I believe that people are just like engines. Everything about us is due to cause and effect. Choices. The only difference is that nobody can look at a person and do much more than speculate what series of events and choices have been made to lead up to the current situation. We only get a snap shot. Unlike my understanding of how an engine works, and my ability to look at the snapshot of the broken engine; there is nobody on the planet who really has enough understanding of a person to actually take a snapshot of now and sort through all of the steps.

Some of us are better or more well trained than others at it. We have learned all of the different theories of the operation of the human mind. We can put some of them into practice, and achieve some results some of the time. Unfortunately, we are not able to look into somebody's mind in a manner that allows us to fully understand all of the choices and results that have taken place in that persons life.

Imagine the problems we could solve if that were possible. Imagine the things that we'd see that nobody realllly wants to know about.

I spoke in an earlier post about evidence. All of our studies of this nature directly relate to evidence. My ability to retrace the final minute or so of the life of the engine has mostly to do with my ability to interpret the evidence.
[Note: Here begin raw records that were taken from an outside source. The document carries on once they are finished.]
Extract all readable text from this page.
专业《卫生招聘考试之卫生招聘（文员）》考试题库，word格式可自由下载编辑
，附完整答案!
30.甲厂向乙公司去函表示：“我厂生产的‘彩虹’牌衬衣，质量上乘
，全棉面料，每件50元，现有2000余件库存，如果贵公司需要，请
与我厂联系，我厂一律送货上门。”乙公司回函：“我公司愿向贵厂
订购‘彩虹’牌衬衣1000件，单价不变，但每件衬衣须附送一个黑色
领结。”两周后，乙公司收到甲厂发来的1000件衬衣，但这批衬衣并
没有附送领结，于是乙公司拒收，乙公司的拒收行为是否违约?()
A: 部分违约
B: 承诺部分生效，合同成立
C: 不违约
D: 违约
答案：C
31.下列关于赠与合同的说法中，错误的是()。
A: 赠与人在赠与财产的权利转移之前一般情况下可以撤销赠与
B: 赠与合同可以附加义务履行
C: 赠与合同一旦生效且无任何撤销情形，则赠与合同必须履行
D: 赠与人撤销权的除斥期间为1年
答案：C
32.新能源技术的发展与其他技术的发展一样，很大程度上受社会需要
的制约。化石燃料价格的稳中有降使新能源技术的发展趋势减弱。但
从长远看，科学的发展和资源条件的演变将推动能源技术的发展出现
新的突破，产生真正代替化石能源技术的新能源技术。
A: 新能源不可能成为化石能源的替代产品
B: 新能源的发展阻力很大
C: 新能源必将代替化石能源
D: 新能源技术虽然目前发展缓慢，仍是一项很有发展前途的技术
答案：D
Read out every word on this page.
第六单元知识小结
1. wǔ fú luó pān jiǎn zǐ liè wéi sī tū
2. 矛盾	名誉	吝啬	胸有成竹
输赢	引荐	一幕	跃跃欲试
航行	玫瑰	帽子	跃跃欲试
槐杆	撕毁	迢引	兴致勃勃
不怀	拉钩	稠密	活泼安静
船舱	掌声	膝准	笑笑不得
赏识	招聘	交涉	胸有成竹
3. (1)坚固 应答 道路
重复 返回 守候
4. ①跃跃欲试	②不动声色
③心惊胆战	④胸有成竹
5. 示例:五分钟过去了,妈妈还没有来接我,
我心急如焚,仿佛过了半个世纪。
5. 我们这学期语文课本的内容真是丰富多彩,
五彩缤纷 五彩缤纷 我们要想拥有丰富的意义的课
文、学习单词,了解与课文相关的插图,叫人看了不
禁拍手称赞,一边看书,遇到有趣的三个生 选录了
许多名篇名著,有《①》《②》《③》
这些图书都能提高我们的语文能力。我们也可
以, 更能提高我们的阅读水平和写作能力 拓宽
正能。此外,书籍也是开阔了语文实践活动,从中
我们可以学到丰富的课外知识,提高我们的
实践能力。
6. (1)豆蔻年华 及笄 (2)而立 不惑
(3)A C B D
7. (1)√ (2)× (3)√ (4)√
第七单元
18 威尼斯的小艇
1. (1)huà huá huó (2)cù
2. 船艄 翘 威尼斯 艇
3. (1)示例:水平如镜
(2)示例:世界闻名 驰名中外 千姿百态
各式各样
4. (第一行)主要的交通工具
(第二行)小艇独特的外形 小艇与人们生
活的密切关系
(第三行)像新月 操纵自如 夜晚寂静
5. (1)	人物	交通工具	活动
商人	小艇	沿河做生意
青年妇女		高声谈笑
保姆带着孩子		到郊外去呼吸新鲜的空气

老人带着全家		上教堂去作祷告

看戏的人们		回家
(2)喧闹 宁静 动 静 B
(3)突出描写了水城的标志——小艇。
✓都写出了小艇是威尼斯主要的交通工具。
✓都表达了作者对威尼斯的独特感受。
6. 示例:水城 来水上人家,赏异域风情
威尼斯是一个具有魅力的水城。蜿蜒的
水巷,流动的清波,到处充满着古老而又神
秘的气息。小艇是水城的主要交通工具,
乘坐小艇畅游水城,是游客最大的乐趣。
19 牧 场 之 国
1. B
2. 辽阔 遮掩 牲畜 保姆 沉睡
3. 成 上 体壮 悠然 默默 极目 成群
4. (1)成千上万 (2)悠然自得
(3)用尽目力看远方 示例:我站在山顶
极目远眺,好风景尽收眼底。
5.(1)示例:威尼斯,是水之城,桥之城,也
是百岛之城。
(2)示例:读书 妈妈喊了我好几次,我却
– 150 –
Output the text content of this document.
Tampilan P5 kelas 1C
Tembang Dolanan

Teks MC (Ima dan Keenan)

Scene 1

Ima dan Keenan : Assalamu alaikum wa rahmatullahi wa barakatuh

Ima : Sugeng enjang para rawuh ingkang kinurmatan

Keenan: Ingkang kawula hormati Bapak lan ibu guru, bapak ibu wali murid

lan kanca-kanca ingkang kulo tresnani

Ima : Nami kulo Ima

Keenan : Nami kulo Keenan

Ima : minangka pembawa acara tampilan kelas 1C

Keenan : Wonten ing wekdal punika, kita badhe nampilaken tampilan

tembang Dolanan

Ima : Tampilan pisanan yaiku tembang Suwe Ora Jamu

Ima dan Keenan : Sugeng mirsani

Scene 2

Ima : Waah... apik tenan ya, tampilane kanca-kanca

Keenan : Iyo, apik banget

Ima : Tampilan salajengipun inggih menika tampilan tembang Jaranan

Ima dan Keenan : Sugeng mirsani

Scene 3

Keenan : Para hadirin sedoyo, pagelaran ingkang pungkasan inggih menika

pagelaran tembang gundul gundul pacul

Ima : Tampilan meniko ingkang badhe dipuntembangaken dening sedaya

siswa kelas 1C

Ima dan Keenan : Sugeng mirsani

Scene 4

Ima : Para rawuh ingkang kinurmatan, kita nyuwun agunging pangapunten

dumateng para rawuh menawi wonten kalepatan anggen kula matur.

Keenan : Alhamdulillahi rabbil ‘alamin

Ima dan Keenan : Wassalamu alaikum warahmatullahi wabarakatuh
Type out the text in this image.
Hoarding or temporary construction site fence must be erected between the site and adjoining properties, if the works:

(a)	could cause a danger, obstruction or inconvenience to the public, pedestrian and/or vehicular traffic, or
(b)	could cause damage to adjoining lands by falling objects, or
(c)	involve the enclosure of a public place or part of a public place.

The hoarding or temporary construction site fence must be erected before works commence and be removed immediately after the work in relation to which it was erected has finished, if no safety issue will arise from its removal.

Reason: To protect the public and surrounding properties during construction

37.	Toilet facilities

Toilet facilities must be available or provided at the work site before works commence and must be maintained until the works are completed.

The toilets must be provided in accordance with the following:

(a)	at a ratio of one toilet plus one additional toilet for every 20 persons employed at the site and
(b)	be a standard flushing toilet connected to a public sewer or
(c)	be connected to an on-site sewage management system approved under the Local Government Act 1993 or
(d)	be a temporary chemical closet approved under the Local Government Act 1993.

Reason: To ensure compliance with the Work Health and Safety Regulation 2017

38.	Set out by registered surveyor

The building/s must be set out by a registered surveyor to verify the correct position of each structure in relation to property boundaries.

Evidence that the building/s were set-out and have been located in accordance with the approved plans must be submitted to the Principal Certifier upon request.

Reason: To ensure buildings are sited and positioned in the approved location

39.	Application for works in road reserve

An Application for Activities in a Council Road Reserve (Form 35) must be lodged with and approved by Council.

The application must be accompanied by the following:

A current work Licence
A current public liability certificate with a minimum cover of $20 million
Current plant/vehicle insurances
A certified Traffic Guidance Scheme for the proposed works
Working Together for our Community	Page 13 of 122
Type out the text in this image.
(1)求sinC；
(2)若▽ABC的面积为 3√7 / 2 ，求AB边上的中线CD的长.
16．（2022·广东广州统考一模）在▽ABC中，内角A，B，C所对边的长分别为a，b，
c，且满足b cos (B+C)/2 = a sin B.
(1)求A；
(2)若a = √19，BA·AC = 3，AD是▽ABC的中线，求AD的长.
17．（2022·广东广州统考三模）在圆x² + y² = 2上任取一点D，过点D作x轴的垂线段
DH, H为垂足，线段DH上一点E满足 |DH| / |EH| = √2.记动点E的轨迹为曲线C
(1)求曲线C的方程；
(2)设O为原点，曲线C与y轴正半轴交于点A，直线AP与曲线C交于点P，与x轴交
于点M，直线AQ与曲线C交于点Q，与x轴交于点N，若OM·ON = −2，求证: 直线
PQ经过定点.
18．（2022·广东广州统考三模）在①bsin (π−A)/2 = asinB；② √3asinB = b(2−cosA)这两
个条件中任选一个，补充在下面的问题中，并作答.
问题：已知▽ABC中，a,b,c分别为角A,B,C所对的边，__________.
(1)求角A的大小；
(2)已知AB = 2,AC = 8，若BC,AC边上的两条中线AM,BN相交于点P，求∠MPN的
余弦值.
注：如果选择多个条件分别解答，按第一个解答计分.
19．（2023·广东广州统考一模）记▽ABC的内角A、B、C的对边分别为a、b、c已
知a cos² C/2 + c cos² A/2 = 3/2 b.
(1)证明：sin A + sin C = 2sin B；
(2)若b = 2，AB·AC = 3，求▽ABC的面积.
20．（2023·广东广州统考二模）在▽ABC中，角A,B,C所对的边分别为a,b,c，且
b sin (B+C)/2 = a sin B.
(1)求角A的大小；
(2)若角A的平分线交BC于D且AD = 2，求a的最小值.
With a person however, the evidence never tells the whole story. Did you know that a cat will instinctively try to hide an illness until it just isn't able to do so anymore? Usually a cat goes from looking very healthy to looking deathly ill seemingly overnight. People will similarly try to "save face" and hide the evidence. How many times have you heard the phrase "i never would have thought" when discussing something that a person has done. People, like cats, never want anybody to know what outcome those determining choices have created.

Oddly, we don't even seem to want to know about it. "How are you doing" is a rhetorical greeting that we use when getting coffee in the morning, like saying hello or something similar. Only in a rare situation does somebody ask the question and actually want you to tell them how you are doing.

We seem afraid of what might be going on in there. Or we are so wrapped up in our own interests that we don't want to spend the time to find out about someone else. But mostly, we are just afraid that they might answer the question with much more than the word "fine." Ever had an elderly person explain their health problems to you in detail? You didn't really want to know.

The biggest problem with choices is that they can be made without guidance.

And yes. This is where God comes into the conversation. I own a whole great big book that gives me a great deal of guidance about what choices i should and should not make in my life. It covers every possible example if you look for it. As a matter of fact, I'll give you a dare tonight, (like always i know) The next problem that you face that matters, go get your bible. Open it to any random page. close your eyes and put your finger anywhere. You will find some sort of guidance if you try to understand what the words are telling you. I guarantee it.

I'm not saying that you should play bible roulette with your life. I'm just saying that in those times that you feel a need for guidance, there is just such a sort of help available to you.

Consider again the engine. If that little o-ring on the water pump had not failed in the first place, the engine might still be running. What I guess the point tonight comes down to is that every time you make a choice, make certain that you have considered where that choice may lead not only you, but where it may lead those who are affected by it. Sometimes you can have a profound influence on somebody's life and not even know it.